“Signor Malipieri,” said the Baron to Sabina, as they went in to dinner, “is the celebrated archaeologist.”
“Yes,” Sabina answered, as if she knew all about him, though she had never heard him mentioned.
Malipieri probably overheard the Baron’s speech, but he took no notice of it. At dinner, he seemed inclined to be silent. The Baron asked him questions about his discoveries, to which he gave rather short answers, but Sabina gathered that he had found something extraordinary in Carthage. She did not know where Carthage was, and did not like to ask, but she remembered that Marius had sat there among some ruins. Perhaps Malipieri had found his bones, for no one had ever told her that Marius did not continue to sit among the ruins to his dying day. She connected him vaguely with AEneas and another person called Regulus. It was all rather uncertain.

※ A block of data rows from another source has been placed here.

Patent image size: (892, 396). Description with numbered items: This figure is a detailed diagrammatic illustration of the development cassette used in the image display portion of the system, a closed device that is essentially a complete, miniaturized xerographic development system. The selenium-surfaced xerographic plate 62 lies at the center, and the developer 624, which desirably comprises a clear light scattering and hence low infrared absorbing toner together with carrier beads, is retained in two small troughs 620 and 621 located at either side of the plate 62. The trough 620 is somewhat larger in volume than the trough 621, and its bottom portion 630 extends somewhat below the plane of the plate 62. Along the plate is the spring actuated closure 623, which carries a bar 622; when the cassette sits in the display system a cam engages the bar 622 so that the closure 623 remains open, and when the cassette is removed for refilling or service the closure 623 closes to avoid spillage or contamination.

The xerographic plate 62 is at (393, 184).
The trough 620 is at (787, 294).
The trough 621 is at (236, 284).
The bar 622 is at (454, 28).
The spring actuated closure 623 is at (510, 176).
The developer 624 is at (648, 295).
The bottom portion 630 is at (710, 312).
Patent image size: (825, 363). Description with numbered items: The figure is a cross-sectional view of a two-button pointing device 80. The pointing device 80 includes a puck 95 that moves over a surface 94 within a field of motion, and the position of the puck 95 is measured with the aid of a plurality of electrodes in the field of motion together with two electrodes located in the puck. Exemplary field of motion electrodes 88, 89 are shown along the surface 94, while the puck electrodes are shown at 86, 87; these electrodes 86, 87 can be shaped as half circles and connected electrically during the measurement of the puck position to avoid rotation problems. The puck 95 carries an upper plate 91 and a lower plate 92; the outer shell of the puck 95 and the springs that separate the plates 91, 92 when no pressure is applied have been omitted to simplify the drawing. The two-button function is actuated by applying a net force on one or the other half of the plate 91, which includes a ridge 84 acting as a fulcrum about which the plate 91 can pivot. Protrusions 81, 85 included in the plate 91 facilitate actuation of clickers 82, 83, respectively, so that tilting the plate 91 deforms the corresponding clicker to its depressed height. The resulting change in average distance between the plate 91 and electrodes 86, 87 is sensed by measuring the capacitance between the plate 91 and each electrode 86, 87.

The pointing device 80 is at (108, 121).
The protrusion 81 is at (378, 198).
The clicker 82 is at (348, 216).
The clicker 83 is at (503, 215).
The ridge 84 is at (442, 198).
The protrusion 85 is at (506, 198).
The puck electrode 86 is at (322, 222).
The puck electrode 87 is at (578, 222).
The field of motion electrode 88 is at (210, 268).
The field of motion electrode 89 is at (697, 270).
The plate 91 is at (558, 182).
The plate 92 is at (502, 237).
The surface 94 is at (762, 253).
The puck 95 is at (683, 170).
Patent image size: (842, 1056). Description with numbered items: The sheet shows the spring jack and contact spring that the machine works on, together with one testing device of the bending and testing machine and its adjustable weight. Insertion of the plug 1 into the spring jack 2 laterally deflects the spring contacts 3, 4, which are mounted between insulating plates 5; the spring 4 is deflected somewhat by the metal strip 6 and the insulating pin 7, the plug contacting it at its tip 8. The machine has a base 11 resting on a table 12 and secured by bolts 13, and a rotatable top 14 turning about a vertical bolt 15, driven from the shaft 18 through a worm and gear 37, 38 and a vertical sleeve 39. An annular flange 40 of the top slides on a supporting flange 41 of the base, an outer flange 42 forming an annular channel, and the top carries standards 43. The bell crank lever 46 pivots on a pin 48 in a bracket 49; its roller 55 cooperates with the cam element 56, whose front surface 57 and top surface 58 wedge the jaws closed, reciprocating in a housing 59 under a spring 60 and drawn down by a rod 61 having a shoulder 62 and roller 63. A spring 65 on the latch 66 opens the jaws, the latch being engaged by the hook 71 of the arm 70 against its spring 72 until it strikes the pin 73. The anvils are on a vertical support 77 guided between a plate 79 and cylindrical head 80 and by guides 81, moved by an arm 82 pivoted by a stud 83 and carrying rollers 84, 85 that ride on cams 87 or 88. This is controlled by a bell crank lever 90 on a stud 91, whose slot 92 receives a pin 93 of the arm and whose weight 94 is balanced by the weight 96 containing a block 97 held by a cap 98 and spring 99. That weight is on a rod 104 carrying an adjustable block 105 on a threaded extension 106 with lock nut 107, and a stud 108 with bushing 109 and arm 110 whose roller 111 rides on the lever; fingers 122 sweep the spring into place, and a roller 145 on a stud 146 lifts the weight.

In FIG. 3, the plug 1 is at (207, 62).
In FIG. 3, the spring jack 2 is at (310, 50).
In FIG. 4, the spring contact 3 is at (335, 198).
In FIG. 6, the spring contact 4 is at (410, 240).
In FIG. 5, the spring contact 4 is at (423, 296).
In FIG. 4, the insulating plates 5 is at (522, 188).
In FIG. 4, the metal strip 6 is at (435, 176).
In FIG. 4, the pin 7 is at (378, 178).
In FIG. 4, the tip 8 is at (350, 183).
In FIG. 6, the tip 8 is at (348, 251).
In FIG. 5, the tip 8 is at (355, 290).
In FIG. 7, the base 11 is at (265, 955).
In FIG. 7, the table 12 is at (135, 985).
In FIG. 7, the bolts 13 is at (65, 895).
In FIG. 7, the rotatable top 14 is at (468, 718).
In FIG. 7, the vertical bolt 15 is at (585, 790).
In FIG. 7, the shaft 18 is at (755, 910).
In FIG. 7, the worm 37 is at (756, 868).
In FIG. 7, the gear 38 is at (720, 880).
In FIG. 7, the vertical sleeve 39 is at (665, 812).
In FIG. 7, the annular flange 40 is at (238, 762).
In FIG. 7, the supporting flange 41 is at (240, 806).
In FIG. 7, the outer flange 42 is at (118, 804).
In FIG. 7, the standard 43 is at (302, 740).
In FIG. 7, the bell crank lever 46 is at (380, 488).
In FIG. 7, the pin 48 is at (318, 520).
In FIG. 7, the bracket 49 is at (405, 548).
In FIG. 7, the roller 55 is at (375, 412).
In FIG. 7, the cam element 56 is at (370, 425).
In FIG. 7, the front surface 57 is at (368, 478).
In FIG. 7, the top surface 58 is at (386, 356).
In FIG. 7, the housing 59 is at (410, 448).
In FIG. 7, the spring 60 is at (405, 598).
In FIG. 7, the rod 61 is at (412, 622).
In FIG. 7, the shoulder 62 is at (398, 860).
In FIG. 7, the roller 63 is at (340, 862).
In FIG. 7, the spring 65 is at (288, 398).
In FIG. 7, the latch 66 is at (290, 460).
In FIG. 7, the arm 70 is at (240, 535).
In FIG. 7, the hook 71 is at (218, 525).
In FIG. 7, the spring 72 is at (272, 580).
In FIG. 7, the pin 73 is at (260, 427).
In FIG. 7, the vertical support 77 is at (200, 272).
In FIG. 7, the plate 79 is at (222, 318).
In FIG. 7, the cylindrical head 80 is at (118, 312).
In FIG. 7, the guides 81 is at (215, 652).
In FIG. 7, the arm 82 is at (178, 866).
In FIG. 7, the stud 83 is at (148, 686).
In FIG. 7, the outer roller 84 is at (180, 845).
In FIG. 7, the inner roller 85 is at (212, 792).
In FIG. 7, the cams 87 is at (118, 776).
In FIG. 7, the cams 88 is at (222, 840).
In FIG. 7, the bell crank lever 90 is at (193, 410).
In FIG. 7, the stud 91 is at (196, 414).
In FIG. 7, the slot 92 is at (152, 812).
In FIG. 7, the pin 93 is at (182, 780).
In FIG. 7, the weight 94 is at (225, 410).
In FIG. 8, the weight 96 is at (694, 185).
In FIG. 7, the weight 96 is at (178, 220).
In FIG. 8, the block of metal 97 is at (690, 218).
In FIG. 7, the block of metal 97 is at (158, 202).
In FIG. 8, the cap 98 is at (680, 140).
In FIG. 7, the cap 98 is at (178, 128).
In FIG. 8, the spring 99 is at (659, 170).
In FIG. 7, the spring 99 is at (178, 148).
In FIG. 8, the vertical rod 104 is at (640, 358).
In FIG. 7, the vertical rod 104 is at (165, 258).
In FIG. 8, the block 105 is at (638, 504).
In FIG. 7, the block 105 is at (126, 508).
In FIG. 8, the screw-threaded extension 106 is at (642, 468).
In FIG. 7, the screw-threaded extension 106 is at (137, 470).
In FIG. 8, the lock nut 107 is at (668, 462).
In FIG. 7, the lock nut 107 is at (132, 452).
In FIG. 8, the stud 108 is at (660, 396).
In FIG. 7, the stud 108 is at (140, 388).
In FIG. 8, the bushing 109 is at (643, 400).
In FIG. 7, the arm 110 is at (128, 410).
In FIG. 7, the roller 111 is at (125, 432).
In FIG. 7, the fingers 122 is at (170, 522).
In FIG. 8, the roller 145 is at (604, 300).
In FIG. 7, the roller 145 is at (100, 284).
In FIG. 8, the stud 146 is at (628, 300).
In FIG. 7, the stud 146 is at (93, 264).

What she saw clearly was that the Baron wished to make Malipieri feel at his ease, but that Malipieri’s idea of being at his ease was certainly not founded on a wish to talk about himself. So the conversation languished for some time.
The Baroness, who knew about as much about Carthage as Sabina, made a few disconnected remarks, interspersed with laudatory allusions to the young man’s immense learning, for she wished to please her husband, though she had not the slightest idea why Malipieri was asked to dinner. Finding that he was not perceptibly flattered by what she said, she began to talk about the Venetian aristocracy, for she knew that his name was historical, and she recognized in him at once the characteristics of the nobility she worshipped. Malipieri smiled politely, and in answer to a direct question admitted that his mother had been a Gradenigo.
The Baroness was delighted at this information.
“To think,” she said, “that by a mere accident you and Donna Sabina should meet here, the descendants of two of the oldest families of the Italian aristocracy!”
“I am a republican,” observed Malipieri quietly.
“You!” cried the Baroness in amazement. “You, the offspring of such races as the Malipieri and the Gradenigo a republican, a socialist, an anarchist!”
“There is a difference,” said Malipieri with a smile. “A republican is not an anarchist!”
“I can never believe it,” answered the Baroness solemnly.
She ate a few green peas and shook her head.
“I went to Carthage because I was condemned to three years’ confinement in prison,” replied Malipieri with calm.
“Prison!” exclaimed the Baroness in horror, and she looked at her husband, mutely asking why in the world he had brought a convict to their table.
The Baron smiled benignly, as he disposed of an ample mouthful of green peas, before he spoke.
“Signor Malipieri,” he said, when he had swallowed the last one, “founded and edited a republican newspaper in the north of Italy.”